A surefire combination of “Red,” along with “Magnificent Seven,” David Flores’ science fiction actioner posits the question: If aliens landed on Roswell and were taken down, what did they originally intend if they didn’t want to invade? And why didn’t they come to Earth in full force? And if the aliens known as “greys” have their own drones that go in for them, why didn’t they send in the drones instead? In either case, “Invasion Roswell” tries hard to be an action movie, an alien invasion movie, and a comedy at the same time. If you think “The Expendables” and “Red” had its share of jokes about its middle aged cast, Flores and writers Jackson Stewart and Berkeley Anderson go whole hog with almost endless references to the age of the cast.
Director Flores’ movie is silly but at least has seeds for entertainment within its ridiculous comedy, and often laugh out loud absurd moments. UFOs are hovering over cities and obliterating entire metropolis’ and the news reporter always pops up a minute later to announce the genocide in the most nonchalant manner. Millions of people just died, you assume they’d at least have a catch in their throat when announcing the attack. She’s even nonchalant when the aliens have been defeated. Also wouldn’t the earth be somewhat affected by the massive alien ships crashing in to the cities? In either case, the cast is apt for this kind of film, and spends most of the time writing broad characters, all of whom have minimal conflict.
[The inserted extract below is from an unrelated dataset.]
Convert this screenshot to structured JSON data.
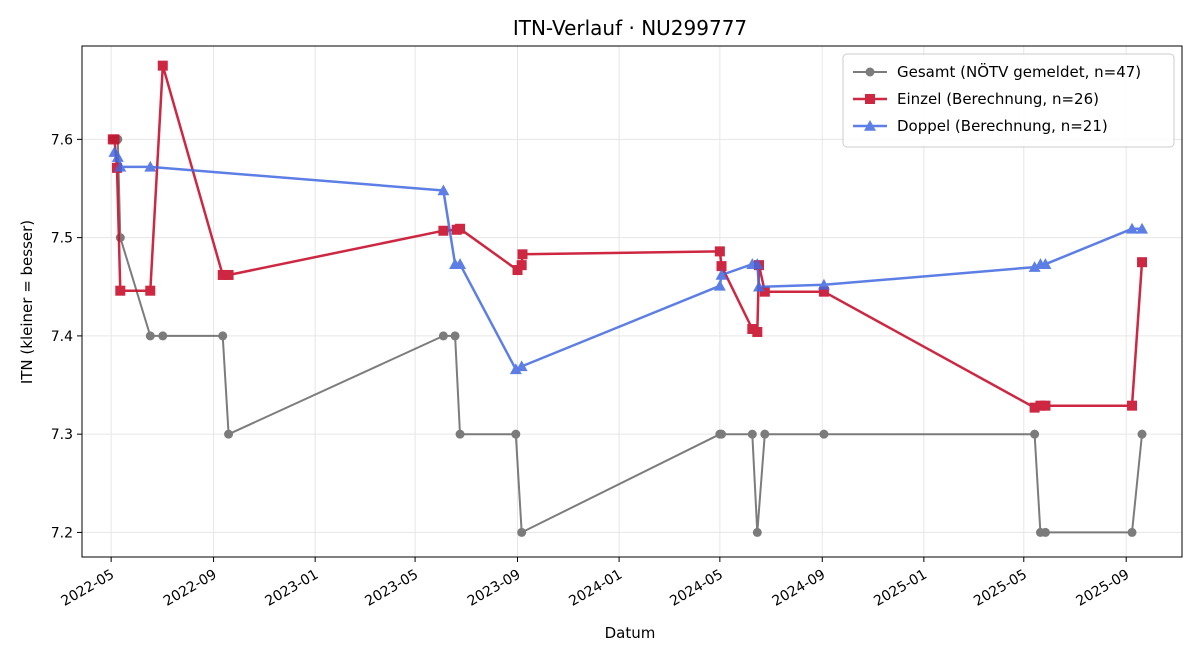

Greg Evigan is respectable as the team’s ex-leader who is focused on getting the band back together, especially when the aliens attacks accidentally murder his wife and destroy his farm house. Denise Crosby is his ex-lover who still has feelings for him, but is tough to the core, and most of the film is just a focus on how old these people are. Again and again. “Invasion Roswell” often varies from downright stupid to charmingly campy, with the second half going in unusual directions, and cribbing somewhat from Randy Quaid’s dilemma in “Independence Day” when a team member who always claimed to have an implant from an alien in his brain suddenly becomes useful. “Invasion Roswell” is goofy B movie slop, but it at least has its heart in the right place.